A stockholder derivative complaint is a suit filed against a company on behalf of its stockholders. Coinbase shareholder Adam Grabski filed the suit in the Delaware Court of Chancery on May 1. Grabski bought Coinbase shares on the first day of the crypto exchange’s public listing.
According to a redacted version of the complaint posted by the court, the defendants were able to sell $2.9 billion worth of Coinbase shares made available to the public through a direct listing of the company’s stock on the Nasdaq exchange on April 14, 2021, and in the week that followed.
Fascinating lawsuit discusses Coinbase board’s confidential plan to go public two years ago> The process was given the internal nickname “Project Fall Fruits”.
The project was indeed, er, fruitful. Look who got rich:$COIN pic.twitter.com/FUGT2g5ZEx
— Jim Edwards (@Jim_Edwards) May 2, 2023
If the company had made an initial public offering instead of directly listing on the exchange, the defendants would have been prevented from selling their shares, and the value of the shareholdings would have been diluted.
The suit alleges that the defendants were able to sell their shares before disclosing information they already had that negatively affected the share price, which fell by more than 37% by May 18, after “the compression of the Company’s revenue margins during the first fiscal quarter and the issuance of a dilutive convertible offering were publicly disclosed.” According to the suit:
“Defendants were privy to material, non-public information about the health of the Company ahead of their multi-billion-dollar liquidity event. […] Delaware law does not permit, however […] fiduciaries trading on the basis of, and profiting from, such material, non-public information.”
The company lost over $37 billion in market value after the unfavorable disclosures. However, “Defendants, comprising a majority of the Board, sold $2.93 billion of stock” before the price fell, preventing a loss of over $1 billion to themselves.

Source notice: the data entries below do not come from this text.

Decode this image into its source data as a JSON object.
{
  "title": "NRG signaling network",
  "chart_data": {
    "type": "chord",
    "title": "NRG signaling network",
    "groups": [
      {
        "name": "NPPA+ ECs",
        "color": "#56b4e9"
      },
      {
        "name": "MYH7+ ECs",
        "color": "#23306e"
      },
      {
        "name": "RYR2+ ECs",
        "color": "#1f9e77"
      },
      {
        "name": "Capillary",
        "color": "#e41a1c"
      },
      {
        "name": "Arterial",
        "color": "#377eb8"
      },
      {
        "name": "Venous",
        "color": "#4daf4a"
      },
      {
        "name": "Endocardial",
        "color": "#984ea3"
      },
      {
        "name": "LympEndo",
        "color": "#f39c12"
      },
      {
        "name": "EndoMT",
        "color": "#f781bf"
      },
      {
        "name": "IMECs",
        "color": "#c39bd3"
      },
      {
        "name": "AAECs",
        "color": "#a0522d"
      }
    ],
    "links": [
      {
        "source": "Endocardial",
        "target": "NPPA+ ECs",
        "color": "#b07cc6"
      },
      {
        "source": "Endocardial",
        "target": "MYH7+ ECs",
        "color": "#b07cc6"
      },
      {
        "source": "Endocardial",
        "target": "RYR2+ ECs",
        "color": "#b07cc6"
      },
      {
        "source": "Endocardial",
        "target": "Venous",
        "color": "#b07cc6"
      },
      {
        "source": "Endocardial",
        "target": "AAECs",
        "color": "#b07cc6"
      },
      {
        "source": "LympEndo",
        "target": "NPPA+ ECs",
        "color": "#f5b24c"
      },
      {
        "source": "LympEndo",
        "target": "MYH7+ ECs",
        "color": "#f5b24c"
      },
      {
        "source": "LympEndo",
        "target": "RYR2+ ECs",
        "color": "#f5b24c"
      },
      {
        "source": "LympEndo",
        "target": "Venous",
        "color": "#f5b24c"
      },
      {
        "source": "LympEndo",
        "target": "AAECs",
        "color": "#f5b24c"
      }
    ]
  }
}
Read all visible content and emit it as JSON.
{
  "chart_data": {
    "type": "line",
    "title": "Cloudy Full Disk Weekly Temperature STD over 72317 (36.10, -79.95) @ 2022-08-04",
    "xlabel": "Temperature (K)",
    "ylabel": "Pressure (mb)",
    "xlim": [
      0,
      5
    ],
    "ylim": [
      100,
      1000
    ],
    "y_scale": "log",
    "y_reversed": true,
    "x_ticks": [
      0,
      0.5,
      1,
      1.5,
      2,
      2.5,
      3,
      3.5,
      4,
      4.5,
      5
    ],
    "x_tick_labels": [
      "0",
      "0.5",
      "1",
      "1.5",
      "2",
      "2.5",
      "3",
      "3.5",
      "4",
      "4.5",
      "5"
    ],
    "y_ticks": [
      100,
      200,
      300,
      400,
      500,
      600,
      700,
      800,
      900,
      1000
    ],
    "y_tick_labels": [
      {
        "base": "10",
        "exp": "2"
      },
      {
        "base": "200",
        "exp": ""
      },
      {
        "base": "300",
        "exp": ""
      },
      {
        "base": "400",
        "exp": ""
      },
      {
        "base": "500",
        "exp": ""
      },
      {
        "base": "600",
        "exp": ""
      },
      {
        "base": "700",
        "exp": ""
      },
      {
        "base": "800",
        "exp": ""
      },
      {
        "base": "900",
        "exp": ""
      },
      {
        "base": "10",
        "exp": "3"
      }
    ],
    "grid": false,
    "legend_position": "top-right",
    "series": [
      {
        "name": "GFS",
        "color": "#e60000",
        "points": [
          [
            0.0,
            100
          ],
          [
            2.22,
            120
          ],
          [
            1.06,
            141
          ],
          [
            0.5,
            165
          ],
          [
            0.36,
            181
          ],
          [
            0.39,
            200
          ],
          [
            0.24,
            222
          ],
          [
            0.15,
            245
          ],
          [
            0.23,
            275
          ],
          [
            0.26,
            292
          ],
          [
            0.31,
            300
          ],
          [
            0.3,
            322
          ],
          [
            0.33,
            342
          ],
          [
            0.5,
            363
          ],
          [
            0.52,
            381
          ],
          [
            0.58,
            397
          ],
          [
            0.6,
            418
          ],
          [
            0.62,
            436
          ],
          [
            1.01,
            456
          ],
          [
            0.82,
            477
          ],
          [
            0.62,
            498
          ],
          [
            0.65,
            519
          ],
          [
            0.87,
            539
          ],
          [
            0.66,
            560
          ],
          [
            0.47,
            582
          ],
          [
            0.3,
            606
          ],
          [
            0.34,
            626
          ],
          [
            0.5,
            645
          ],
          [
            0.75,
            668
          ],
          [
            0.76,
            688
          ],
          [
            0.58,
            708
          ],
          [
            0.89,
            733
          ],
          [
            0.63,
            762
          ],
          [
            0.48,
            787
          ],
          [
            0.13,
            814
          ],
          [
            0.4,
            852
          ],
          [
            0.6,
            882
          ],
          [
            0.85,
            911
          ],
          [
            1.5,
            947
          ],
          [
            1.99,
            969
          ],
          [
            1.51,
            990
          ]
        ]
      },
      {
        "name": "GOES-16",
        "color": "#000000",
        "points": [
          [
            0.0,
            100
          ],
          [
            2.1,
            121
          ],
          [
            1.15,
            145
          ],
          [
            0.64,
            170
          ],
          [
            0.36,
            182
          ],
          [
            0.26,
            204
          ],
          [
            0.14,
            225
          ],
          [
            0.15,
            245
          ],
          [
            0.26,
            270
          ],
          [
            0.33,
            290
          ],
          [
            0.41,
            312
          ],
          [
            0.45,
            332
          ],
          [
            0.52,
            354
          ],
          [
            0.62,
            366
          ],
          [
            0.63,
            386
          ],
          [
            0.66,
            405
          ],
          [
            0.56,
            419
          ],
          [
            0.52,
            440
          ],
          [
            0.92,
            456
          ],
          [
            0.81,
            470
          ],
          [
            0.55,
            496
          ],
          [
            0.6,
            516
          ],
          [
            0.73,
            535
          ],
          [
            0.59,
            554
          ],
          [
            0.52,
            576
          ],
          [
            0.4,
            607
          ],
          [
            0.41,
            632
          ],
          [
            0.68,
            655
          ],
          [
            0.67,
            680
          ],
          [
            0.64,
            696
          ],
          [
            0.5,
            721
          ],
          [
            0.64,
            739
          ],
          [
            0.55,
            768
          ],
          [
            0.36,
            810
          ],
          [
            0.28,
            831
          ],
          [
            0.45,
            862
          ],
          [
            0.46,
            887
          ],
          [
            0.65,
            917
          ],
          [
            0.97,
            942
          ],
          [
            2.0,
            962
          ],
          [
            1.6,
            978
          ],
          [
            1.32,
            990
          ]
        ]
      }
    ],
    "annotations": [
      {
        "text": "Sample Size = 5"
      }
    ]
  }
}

The suit charges breach of fiduciary duty and unjust enrichment and demands payment of damages to the company with interest, return of ill-gotten gains to the company and reimbursement of the plaintiff for expenses.

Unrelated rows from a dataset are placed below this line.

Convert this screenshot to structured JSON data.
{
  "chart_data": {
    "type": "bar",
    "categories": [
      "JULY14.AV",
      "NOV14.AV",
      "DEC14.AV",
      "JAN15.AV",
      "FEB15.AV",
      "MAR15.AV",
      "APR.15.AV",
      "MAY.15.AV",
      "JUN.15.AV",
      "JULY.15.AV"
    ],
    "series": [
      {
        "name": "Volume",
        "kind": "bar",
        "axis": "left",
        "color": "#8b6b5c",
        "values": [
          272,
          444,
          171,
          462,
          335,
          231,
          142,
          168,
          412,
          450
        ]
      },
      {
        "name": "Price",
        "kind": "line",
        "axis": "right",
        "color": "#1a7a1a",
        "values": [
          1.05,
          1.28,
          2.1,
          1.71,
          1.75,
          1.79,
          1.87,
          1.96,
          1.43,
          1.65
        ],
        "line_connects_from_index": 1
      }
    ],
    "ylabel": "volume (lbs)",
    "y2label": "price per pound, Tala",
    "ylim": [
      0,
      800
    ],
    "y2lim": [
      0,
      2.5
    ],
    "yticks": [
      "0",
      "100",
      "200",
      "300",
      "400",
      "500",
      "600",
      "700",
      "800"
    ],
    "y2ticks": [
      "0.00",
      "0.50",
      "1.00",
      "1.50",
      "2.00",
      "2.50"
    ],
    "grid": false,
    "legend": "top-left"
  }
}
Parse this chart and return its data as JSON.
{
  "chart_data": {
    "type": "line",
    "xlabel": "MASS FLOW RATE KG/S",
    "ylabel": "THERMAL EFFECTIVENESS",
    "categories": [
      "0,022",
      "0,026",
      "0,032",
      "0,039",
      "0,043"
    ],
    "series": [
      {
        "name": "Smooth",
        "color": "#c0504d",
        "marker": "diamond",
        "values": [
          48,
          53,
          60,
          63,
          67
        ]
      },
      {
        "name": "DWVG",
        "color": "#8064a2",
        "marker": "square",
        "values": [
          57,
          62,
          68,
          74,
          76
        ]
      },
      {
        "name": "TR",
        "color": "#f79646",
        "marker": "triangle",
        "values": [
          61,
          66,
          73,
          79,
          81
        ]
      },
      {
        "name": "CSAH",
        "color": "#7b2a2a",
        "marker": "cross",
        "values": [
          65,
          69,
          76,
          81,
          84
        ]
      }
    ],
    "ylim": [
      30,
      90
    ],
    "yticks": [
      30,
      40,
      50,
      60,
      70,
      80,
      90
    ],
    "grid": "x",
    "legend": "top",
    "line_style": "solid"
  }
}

Related: Coinbase could face SEC enforcement action for ‘potential violations of securities law’
The suit names nine individuals, including CEO Brian Armstrong, former chief product officer Surojit Chatterjee, chief operating officer Emilie Choi, chief financial officer Alesia Hass, chief accounting officer Jennifer Jones and board members Marc Andreesen, Frederick Ersham, Fred Wilson and Kathryn Haun.
A Coinbase spokesperson commented on the case in an email to Cointelegraph: “As the most popular and only publicly traded crypto exchange in the US, we are at times the target of frivolous litigation. This is an example of one of those meritless claims.”
This suit was filed on the same day as a class action suit over alleged violations of Illinois privacy laws in its Know Your Customer procedure. On the brighter side, the company launched the Bermuda-based Coinbase International Exchange on May 2.